NASH assessment

The pandemics of NASH currently affects 2 to 3% of the global adult population, projected to grow to 3 to 4% by 2030[1]. Fatty liver is a precondition to NASH. It affects 25% of the worldwide population and more than 50% of type 2 diabetic, and obese patients[1]. About 20% of patients with fatty liver disease develop NASH, which stays undiagnosed and asymptomatic until late complications occur, such as decompensated liver cirrhosis.

Reference
1- Younossi Z et al. Hepatology. 2016 Nov;64(5):1577-1586.

For more information on NASH disease:
https://liverfoundation.org/for-patients/about-the-liver/diseases-of-the-liver/nonalcoholic-steatohepatitis-information-center/

Currently liver biopsy and histological assessment of liver tissue is the only way to diagnose NASH and assess the disease severity. Owing to the large population at risk, the lack of early symptoms and the invasiveness of liver biopsy, the medical community lacks an easy, non-invasive diagnostic tool for NASH. The expected approval of NASH pharmaceutical treatments in the coming months urges the development of such biomarkers of NASH severity so as to implement surveillance programs.
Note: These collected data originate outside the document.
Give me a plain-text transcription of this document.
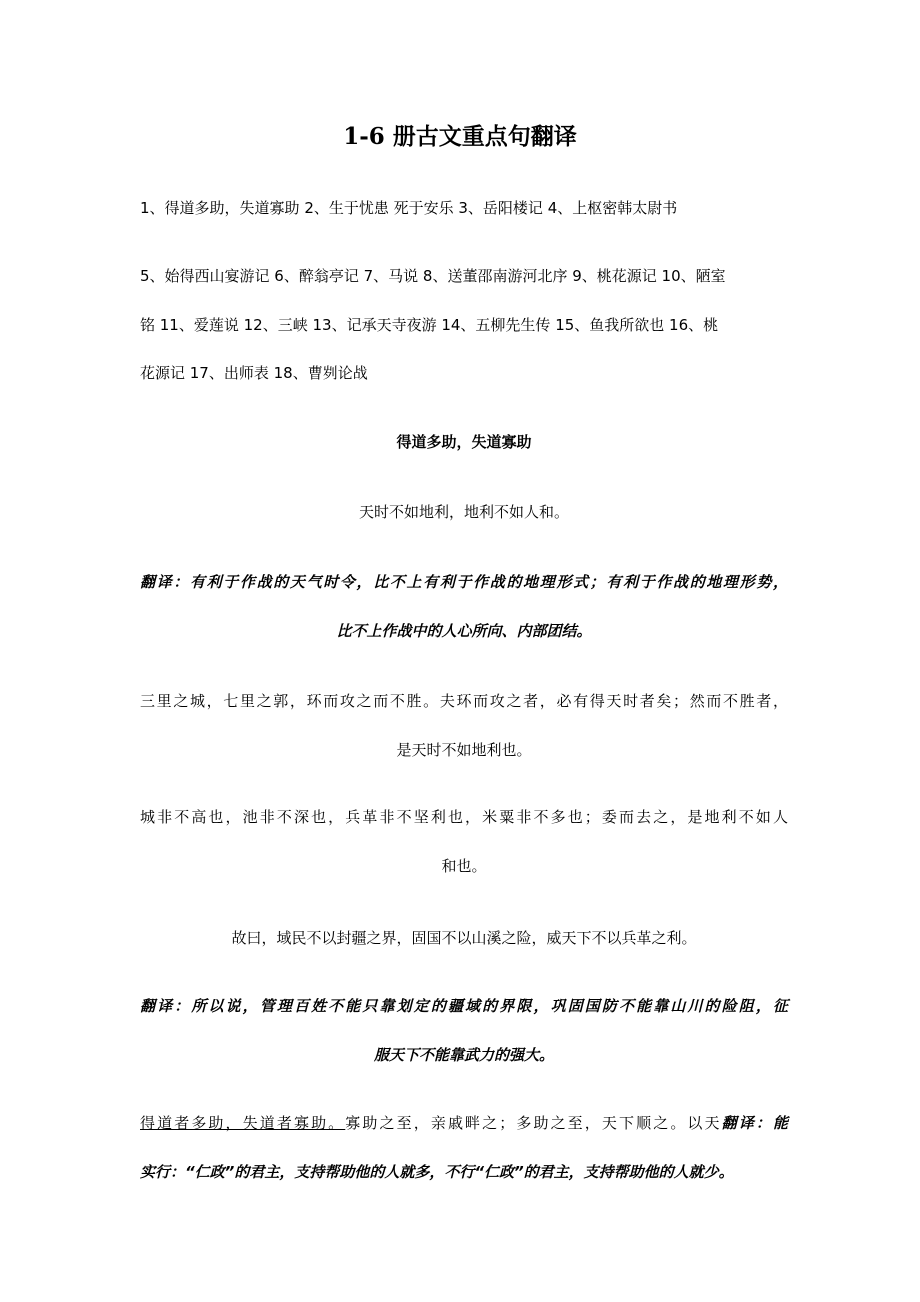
1-6 册古文重点句翻译

1、得道多助，失道寡助 2、生于忧患 死于安乐 3、岳阳楼记 4、上枢密韩太尉书

5、始得西山宴游记 6、醉翁亭记 7、马说 8、送董邵南游河北序 9、桃花源记 10、陋室

铭 11、爱莲说 12、三峡 13、记承天寺夜游 14、五柳先生传 15、鱼我所欲也 16、桃

花源记 17、出师表 18、曹刿论战

得道多助，失道寡助

天时不如地利，地利不如人和。

翻译：有利于作战的天气时令，比不上有利于作战的地理形式；有利于作战的地理形势，
比不上作战中的人心所向、内部团结。
三里之城，七里之郭，环而攻之而不胜。夫环而攻之者，必有得天时者矣；然而不胜者，
是天时不如地利也。
城非不高也，池非不深也，兵革非不坚利也，米粟非不多也；委而去之，是地利不如人
和也。

故曰，域民不以封疆之界，固国不以山溪之险，威天下不以兵革之利。

翻译：所以说，管理百姓不能只靠划定的疆域的界限，巩固国防不能靠山川的险阻，征
服天下不能靠武力的强大。
得道者多助，失道者寡助。寡助之至，亲戚畔之；多助之至，天下顺之。以天翻译：能
实行：“仁政”的君主，支持帮助他的人就多，不行“仁政”的君主，支持帮助他的人就少。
E-Scopics dematerialized ultrasound system supports quantitative elastography methods that estimate liver fibrosis severity via tissue stiffness. Liver elastography has proven to be a reliable method for liver fibrosis assessment in several chronic liver diseases like viral hepatitis.
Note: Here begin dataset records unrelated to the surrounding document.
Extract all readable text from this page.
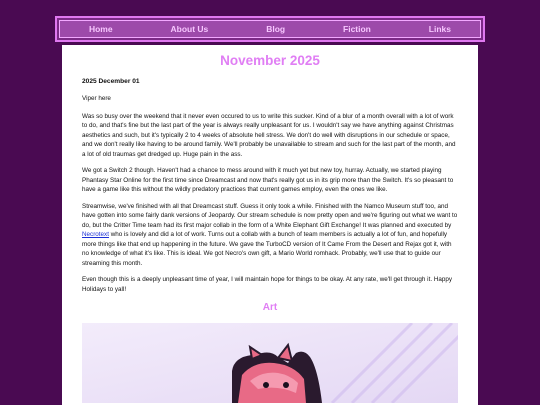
Home	About Us	Blog	Fiction	Links
November 2025
2025 December 01

Viper here

Was so busy over the weekend that it never even occured to us to write this sucker. Kind of a blur of a month overall with a lot of work to do, and that's fine but the last part of the year is always really unpleasant for us. I wouldn't say we have anything against Christmas aesthetics and such, but it's typically 2 to 4 weeks of absolute hell stress. We don't do well with disruptions in our schedule or space, and we don't really like having to be around family. We'll probably be unavailable to stream and such for the last part of the month, and a lot of old traumas get dredged up. Huge pain in the ass.

We got a Switch 2 though. Haven't had a chance to mess around with it much yet but new toy, hurray. Actually, we started playing Phantasy Star Online for the first time since Dreamcast and now that's really got us in its grip more than the Switch. It's so pleasant to have a game like this without the wildly predatory practices that current games employ, even the ones we like.

Streamwise, we've finished with all that Dreamcast stuff. Guess it only took a while. Finished with the Namco Museum stuff too, and have gotten into some fairly dank versions of Jeopardy. Our stream schedule is now pretty open and we're figuring out what we want to do, but the Critter Time team had its first major collab in the form of a White Elephant Gift Exchange! It was planned and executed by Necrotext who is lovely and did a lot of work. Turns out a collab with a bunch of team members is actually a lot of fun, and hopefully more things like that end up happening in the future. We gave the TurboCD version of It Came From the Desert and Rejax got it, with no knowledge of what it's like. This is ideal. We got Necro's own gift, a Mario World romhack. Probably, we'll use that to guide our streaming this month.

Even though this is a deeply unpleasant time of year, I will maintain hope for things to be okay. At any rate, we'll get through it. Happy Holidays to yall!

Art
The modality provides an overall estimation of liver tissue stiffness, and thereby overcomes sampling errors from biopsy. In addition liver elastography offers a continuous measurement of liver stiffness, which gets round quantization errors related to fibrosis histological scoring systems. These issues of liver biopsy have recently been highlighted by the analysis of the placebo arms of several NASH drugs pharmaceutical trials.